II

LA VENGANZA

EL hombre de la zamarra echó un trago del porrón, y continuó así su relato:

—Dos años después había un baile de máscaras en casa del jefe político de San Sebastián. En todas partes se hablaba con gran entusiasmo de la fiesta: estaban concertadas varias bodas que daban mucho que hablar al pueblo, entre ellas la del hijo del jefe político con Juanita Arrillaga, la antigua novia de don Luis de Vargas.

La casa de la Aduana, donde se celebraba el baile, brillaba, llena de luz; por las ventanas, iluminadas, se oía desde la calle el rumor de la orquesta.

Delante de la puerta se amontonaba la gente del pueblo, que veía entrar las máscaras con gran curiosidad. A cada instante se tenía que abrir el grupo de curiosos para dejar pasar a los enmascarados.

En esto, en el momento en que el baile estaba en su mayor animación y algazara, se oyó un grito desgarrador tan penetrante, que llegó hasta la calle. Una mujer cayó al suelo.

Fue todo el mundo a ver qué ocurría. Juanita Arrillaga, herida de una puñalada en el corazón, estaba muerta.

—¿Vargas era el asesino? —preguntó Leguía.

—Sí; era él el vengador —replicó el hombre de la zamarra con voz sorda.

Don Fernando había entrado en el baile enmascarado con un dominó negro; después saltó por una ventana hacia la plaza con el dominó en la mano; me entregó el capuchón y se fue a la fonda. Yo me marché a una posada, y escondí el disfraz. Al día siguiente mi amo y yo estábamos en Francia.

El viejo calló. Leguía estaba irritado; la manera grave y solemne de hablar de aquel hombre, su pedantería y su servilismo le indignaban. Parecía una persona nacida única y exclusivamente para ser criado.

Leguía se escapa

—Y más cosas podría contar donde ha intervenido ese bandido; ese Aviraneta que Dios confunda —dijo el hombre de la zamarra.

—Hay que acabar con él —exclamó Estúñiga, dando un puñetazo en la mesa.

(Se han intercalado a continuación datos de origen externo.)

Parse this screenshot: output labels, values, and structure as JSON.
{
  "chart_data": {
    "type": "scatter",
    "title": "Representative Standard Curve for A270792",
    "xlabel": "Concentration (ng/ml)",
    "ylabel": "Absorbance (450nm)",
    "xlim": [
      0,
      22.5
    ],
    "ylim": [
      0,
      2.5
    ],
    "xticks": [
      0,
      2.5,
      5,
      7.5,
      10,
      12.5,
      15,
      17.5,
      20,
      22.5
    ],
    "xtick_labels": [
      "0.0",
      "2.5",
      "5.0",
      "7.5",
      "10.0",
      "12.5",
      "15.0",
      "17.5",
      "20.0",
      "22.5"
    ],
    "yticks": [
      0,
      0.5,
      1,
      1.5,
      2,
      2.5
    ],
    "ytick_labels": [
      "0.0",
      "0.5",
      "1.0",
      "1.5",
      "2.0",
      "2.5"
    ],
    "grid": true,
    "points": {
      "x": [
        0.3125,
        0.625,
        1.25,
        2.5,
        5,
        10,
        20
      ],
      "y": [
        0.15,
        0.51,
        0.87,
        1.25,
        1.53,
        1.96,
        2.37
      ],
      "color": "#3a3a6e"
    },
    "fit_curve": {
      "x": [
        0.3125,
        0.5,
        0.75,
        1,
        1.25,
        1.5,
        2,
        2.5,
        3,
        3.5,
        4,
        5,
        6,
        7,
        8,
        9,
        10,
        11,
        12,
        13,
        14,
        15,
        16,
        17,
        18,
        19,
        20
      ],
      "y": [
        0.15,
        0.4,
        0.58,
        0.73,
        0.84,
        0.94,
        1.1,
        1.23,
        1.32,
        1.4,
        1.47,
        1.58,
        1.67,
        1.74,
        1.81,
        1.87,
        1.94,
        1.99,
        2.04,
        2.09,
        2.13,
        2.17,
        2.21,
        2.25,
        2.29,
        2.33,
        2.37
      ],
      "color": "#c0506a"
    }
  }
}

—Es lo que yo pretendo —repuso el hombre de la zamarra—. Voy siguiéndole los pasos, y ha de caer. Tarde o temprano ha de caer.

—Tú nos ayudarás, Leguía, ¿eh? —dijo Estúñiga.

—¿Yo? Yo, no. Yo no soy carlista. Allá vosotros.

Y Pello se levantó decidido de la mesa.

—Entonces, si no es de los nuestros ¿para qué ha venido? —preguntó el hombre de la zamarra.

El Caracolero, que estaba al lado de Leguía, le agarró por el brazo. Pello intentó desasirse; pero como el otro le oprimía con fuerza, le cogió por el cuello, le zarandeó con furia y le tiró contra la pared.

Estúñiga y el Raposo se levantaron a impedirle la salida; el Raposo armado de una navaja; Pello, que había visto que tras él había una puerta entreabierta, cogió el candil y lo tiró contra los que le atacaban, dejando el figón a oscuras.

Después retrocedió a ganar la puerta. Pasó por un corral estrecho, subió unas escaleras, luego bajó otras y salió a un portal de la calle de Santa Engracia.

—¡Qué tíos más brutos! —murmuró.

Como era la hora en que solía ir a buscar al capitán Herrera, para cenar juntos, se dirigió al portal de San Juan; pero Herrera aquel día había marchado a Logroño.